Financial distress adalah proses jangka panjang yang berdampak negatif terhadap
struktur modal, kebijakan investasi, dan kelangsungan hidup perusahaan (Edwards et
al.,2017). Financial distress dalam perusahaan dipengaruhi oleh faktor internal dan eksternal.
eksternal perusahaan. Faktor internal tampak pada kinerja keuangan dan pengelolaan aset
modal perusahaan yang kurang baik. Oleh karena itu, pendapatan yang diperoleh perusahaan
tidak dapat menutupi biaya-biaya yang dikeluarkan perusahaan. Dan faktor eksternal muncul
dari kondisi ruang lingkup ekonomi perusahaan, contoh sederhananya adalah inflasi. Namun,
untuk faktor eksternal, penelitian ini tidak membahasnya (Li et al, 2017). Kegagalan
merupakan salah satu hal yang wajar dalam perekonomian.
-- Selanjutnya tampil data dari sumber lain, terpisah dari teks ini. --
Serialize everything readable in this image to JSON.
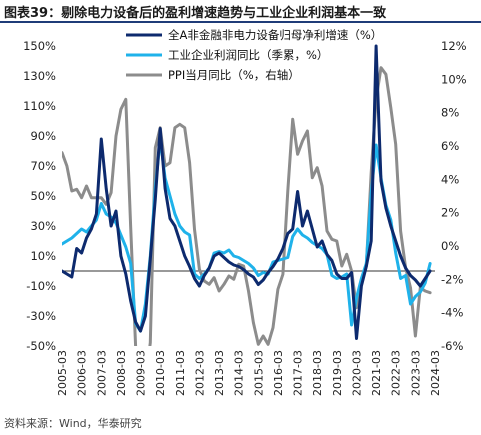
{
  "header": {
    "title": "图表39：剔除电力设备后的盈利增速趋势与工业企业利润基本一致"
  },
  "footer": {
    "source": "资料来源：Wind，华泰研究"
  },
  "colors": {
    "series1": "#0d2a6e",
    "series2": "#1fb2ea",
    "series3": "#8c8c8c",
    "title_rule": "#1f3c78"
  },
  "chart_data": {
    "type": "line",
    "y_left": {
      "min": -50,
      "max": 150,
      "ticks": [
        -50,
        -30,
        -10,
        10,
        30,
        50,
        70,
        90,
        110,
        130,
        150
      ],
      "tick_labels": [
        "-50%",
        "-30%",
        "-10%",
        "10%",
        "30%",
        "50%",
        "70%",
        "90%",
        "110%",
        "130%",
        "150%"
      ]
    },
    "y_right": {
      "min": -6,
      "max": 12,
      "ticks": [
        -6,
        -4,
        -2,
        0,
        2,
        4,
        6,
        8,
        10,
        12
      ],
      "tick_labels": [
        "-6%",
        "-4%",
        "-2%",
        "0%",
        "2%",
        "4%",
        "6%",
        "8%",
        "10%",
        "12%"
      ]
    },
    "x_ticks": [
      "2005-03",
      "2006-03",
      "2007-03",
      "2008-03",
      "2009-03",
      "2010-03",
      "2011-03",
      "2012-03",
      "2013-03",
      "2014-03",
      "2015-03",
      "2016-03",
      "2017-03",
      "2018-03",
      "2019-03",
      "2020-03",
      "2021-03",
      "2022-03",
      "2023-03",
      "2024-03"
    ],
    "legend_position": "top-right",
    "series": [
      {
        "name": "全A非金融非电力设备归母净利增速（%）",
        "axis": "left",
        "x": [
          2005.25,
          2005.5,
          2005.75,
          2006,
          2006.25,
          2006.5,
          2006.75,
          2007,
          2007.25,
          2007.5,
          2007.75,
          2008,
          2008.25,
          2008.5,
          2008.75,
          2009,
          2009.25,
          2009.5,
          2009.75,
          2010,
          2010.25,
          2010.5,
          2010.75,
          2011,
          2011.25,
          2011.5,
          2011.75,
          2012,
          2012.25,
          2012.5,
          2012.75,
          2013,
          2013.25,
          2013.5,
          2013.75,
          2014,
          2014.25,
          2014.5,
          2014.75,
          2015,
          2015.25,
          2015.5,
          2015.75,
          2016,
          2016.25,
          2016.5,
          2016.75,
          2017,
          2017.25,
          2017.5,
          2017.75,
          2018,
          2018.25,
          2018.5,
          2018.75,
          2019,
          2019.25,
          2019.5,
          2019.75,
          2020,
          2020.25,
          2020.5,
          2020.75,
          2021,
          2021.25,
          2021.5,
          2021.75,
          2022,
          2022.25,
          2022.5,
          2022.75,
          2023,
          2023.25,
          2023.5,
          2023.75,
          2024
        ],
        "y": [
          0,
          -2,
          -4,
          15,
          12,
          22,
          28,
          38,
          88,
          55,
          30,
          40,
          10,
          -2,
          -20,
          -34,
          -40,
          -30,
          8,
          48,
          95,
          55,
          35,
          30,
          20,
          10,
          3,
          -5,
          -10,
          -3,
          2,
          10,
          12,
          9,
          6,
          4,
          3,
          1,
          -2,
          -4,
          -9,
          -6,
          -1,
          3,
          8,
          15,
          25,
          28,
          53,
          30,
          40,
          28,
          16,
          20,
          11,
          7,
          -2,
          -5,
          -5,
          -1,
          -45,
          -10,
          3,
          20,
          150,
          60,
          42,
          30,
          20,
          10,
          2,
          -3,
          -6,
          -10,
          -5,
          0
        ]
      },
      {
        "name": "工业企业利润同比（季累，%）",
        "axis": "left",
        "x": [
          2005.25,
          2005.5,
          2005.75,
          2006,
          2006.25,
          2006.5,
          2006.75,
          2007,
          2007.25,
          2007.5,
          2007.75,
          2008,
          2008.25,
          2008.5,
          2008.75,
          2009,
          2009.25,
          2009.5,
          2009.75,
          2010,
          2010.25,
          2010.5,
          2010.75,
          2011,
          2011.25,
          2011.5,
          2011.75,
          2012,
          2012.25,
          2012.5,
          2012.75,
          2013,
          2013.25,
          2013.5,
          2013.75,
          2014,
          2014.25,
          2014.5,
          2014.75,
          2015,
          2015.25,
          2015.5,
          2015.75,
          2016,
          2016.25,
          2016.5,
          2016.75,
          2017,
          2017.25,
          2017.5,
          2017.75,
          2018,
          2018.25,
          2018.5,
          2018.75,
          2019,
          2019.25,
          2019.5,
          2019.75,
          2020,
          2020.25,
          2020.5,
          2020.75,
          2021,
          2021.25,
          2021.5,
          2021.75,
          2022,
          2022.25,
          2022.5,
          2022.75,
          2023,
          2023.25,
          2023.5,
          2023.75,
          2024
        ],
        "y": [
          18,
          20,
          22,
          25,
          28,
          26,
          30,
          34,
          45,
          38,
          36,
          32,
          24,
          16,
          5,
          -35,
          -40,
          -22,
          10,
          55,
          88,
          62,
          50,
          38,
          30,
          26,
          24,
          -2,
          -5,
          -2,
          2,
          12,
          13,
          12,
          14,
          10,
          9,
          7,
          5,
          2,
          -3,
          -1,
          -2,
          6,
          7,
          8,
          9,
          23,
          28,
          24,
          22,
          19,
          17,
          15,
          11,
          -3,
          -5,
          -4,
          -2,
          -36,
          -18,
          -5,
          5,
          52,
          84,
          62,
          44,
          34,
          12,
          -5,
          -3,
          -22,
          -17,
          -14,
          -8,
          5
        ]
      },
      {
        "name": "PPI当月同比（%，右轴）",
        "axis": "right",
        "x": [
          2005.25,
          2005.5,
          2005.75,
          2006,
          2006.25,
          2006.5,
          2006.75,
          2007,
          2007.25,
          2007.5,
          2007.75,
          2008,
          2008.25,
          2008.5,
          2008.75,
          2009,
          2009.25,
          2009.5,
          2009.75,
          2010,
          2010.25,
          2010.5,
          2010.75,
          2011,
          2011.25,
          2011.5,
          2011.75,
          2012,
          2012.25,
          2012.5,
          2012.75,
          2013,
          2013.25,
          2013.5,
          2013.75,
          2014,
          2014.25,
          2014.5,
          2014.75,
          2015,
          2015.25,
          2015.5,
          2015.75,
          2016,
          2016.25,
          2016.5,
          2016.75,
          2017,
          2017.25,
          2017.5,
          2017.75,
          2018,
          2018.25,
          2018.5,
          2018.75,
          2019,
          2019.25,
          2019.5,
          2019.75,
          2020,
          2020.25,
          2020.5,
          2020.75,
          2021,
          2021.25,
          2021.5,
          2021.75,
          2022,
          2022.25,
          2022.5,
          2022.75,
          2023,
          2023.25,
          2023.5,
          2023.75,
          2024
        ],
        "y": [
          5.6,
          4.8,
          3.3,
          3.4,
          2.9,
          3.6,
          2.9,
          2.9,
          2.9,
          2.5,
          3.2,
          6.6,
          8.2,
          8.8,
          1.1,
          -6,
          -7.8,
          -8.2,
          -5.8,
          5.9,
          7.1,
          4.8,
          5,
          7.1,
          7.3,
          7.1,
          5,
          1,
          -1.4,
          -2.1,
          -2.3,
          -1.9,
          -2.7,
          -2.3,
          -1.8,
          -2,
          -1.1,
          -1.2,
          -2.7,
          -4.6,
          -5.9,
          -5.4,
          -5.9,
          -4.9,
          -2.6,
          -1.7,
          3.3,
          7.6,
          5.5,
          6.3,
          6.9,
          4.1,
          4.7,
          3.6,
          0.9,
          0.4,
          0.3,
          -1.2,
          -0.5,
          -1.5,
          -3.7,
          -2.1,
          -1.2,
          4.4,
          8.8,
          10.7,
          10.3,
          8.3,
          6.1,
          0.9,
          -1.3,
          -2.5,
          -5.4,
          -2.5,
          -2.7,
          -2.8
        ]
      }
    ]
  }
}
Menurut (Platt & Platt, 2002)
dalam (Masdupi et al., 2018) financial distress adalah tahap penurunan kondisi keuangan
perusahaan yang terjadi sebelum terjadinya kebangkrutan atau likuidasi kebangkrutan atau
likuidasi perusahaan terjadi. Dengan kata lain, kebangkrutan tidak akan terjadi secara
tiba-tiba. selalu diawali dengan adanya peringatan financial distress, yang berarti perusahaan
mengalami kesulitan keuangan dalam menghasilkan laba atau memperoleh pendapatan yang
terus menurun dari tahun ke tahun (Kisman & Krisandi, 2019).
Memprediksi kebangkrutan merupakan suatu hal yang sangat penting dan memiliki
hubungan yang sangat penting dalam keberlangsungan perusahaan di masa yang akan datang.
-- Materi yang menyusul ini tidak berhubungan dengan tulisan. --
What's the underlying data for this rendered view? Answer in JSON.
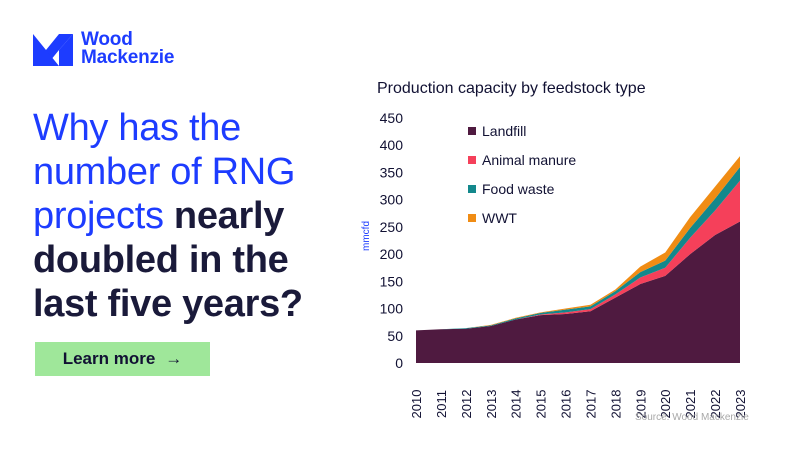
{
  "brand": {
    "line1": "Wood",
    "line2": "Mackenzie"
  },
  "headline": {
    "regular": "Why has the number of RNG projects",
    "bold": "nearly doubled in the last five years?"
  },
  "cta": {
    "label": "Learn more",
    "arrow": "→"
  },
  "source": "Source: Wood Mackenzie",
  "colors": {
    "accent": "#1d3cff",
    "dark": "#1a1a3a",
    "cta_bg": "#9fe79a"
  },
  "chart_data": {
    "type": "area",
    "stacked": true,
    "title": "Production capacity by feedstock type",
    "xlabel": "",
    "ylabel": "mmcfd",
    "ylim": [
      0,
      450
    ],
    "yticks": [
      0,
      50,
      100,
      150,
      200,
      250,
      300,
      350,
      400,
      450
    ],
    "categories": [
      "2010",
      "2011",
      "2012",
      "2013",
      "2014",
      "2015",
      "2016",
      "2017",
      "2018",
      "2019",
      "2020",
      "2021",
      "2022",
      "2023"
    ],
    "series": [
      {
        "name": "Landfill",
        "color": "#4f1a40",
        "values": [
          60,
          62,
          63,
          68,
          80,
          88,
          90,
          95,
          120,
          145,
          160,
          200,
          235,
          260
        ]
      },
      {
        "name": "Animal manure",
        "color": "#f5405a",
        "values": [
          0,
          0,
          0,
          0,
          0,
          1,
          3,
          4,
          6,
          12,
          15,
          30,
          45,
          75
        ]
      },
      {
        "name": "Food waste",
        "color": "#13888c",
        "values": [
          0,
          0,
          1,
          1,
          2,
          3,
          5,
          5,
          6,
          10,
          13,
          18,
          22,
          25
        ]
      },
      {
        "name": "WWT",
        "color": "#f08c14",
        "values": [
          0,
          0,
          0,
          1,
          1,
          1,
          2,
          3,
          3,
          10,
          15,
          20,
          22,
          20
        ]
      }
    ],
    "legend_position": "top-left inside plot"
  }
}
Kebangkrutan yang terjadi di dalam perusahaan merupakan suatu hal yang sangat penting
yang berkaitan dengan kompromi dalam kinerja keuangan dan aktivitas di dalam perusahaan.
Oleh karena itu, kondisi keuangan suatu perusahaan dapat dinilai dari masa lalu, saat ini
bahkan dapat dinilai untuk masa yang akan datang. Salah satu Salah satu model analisis
prediksi kebangkrutan yang dapat digunakan adalah model Altman (Z Score) dan model
Zmijewski (X-Score). Keduanya sama-sama menggunakan laporan keuangan namun rasio
yang digunakan berbeda, tentu hasilnya juga akan berbeda (Prabowo, 2019).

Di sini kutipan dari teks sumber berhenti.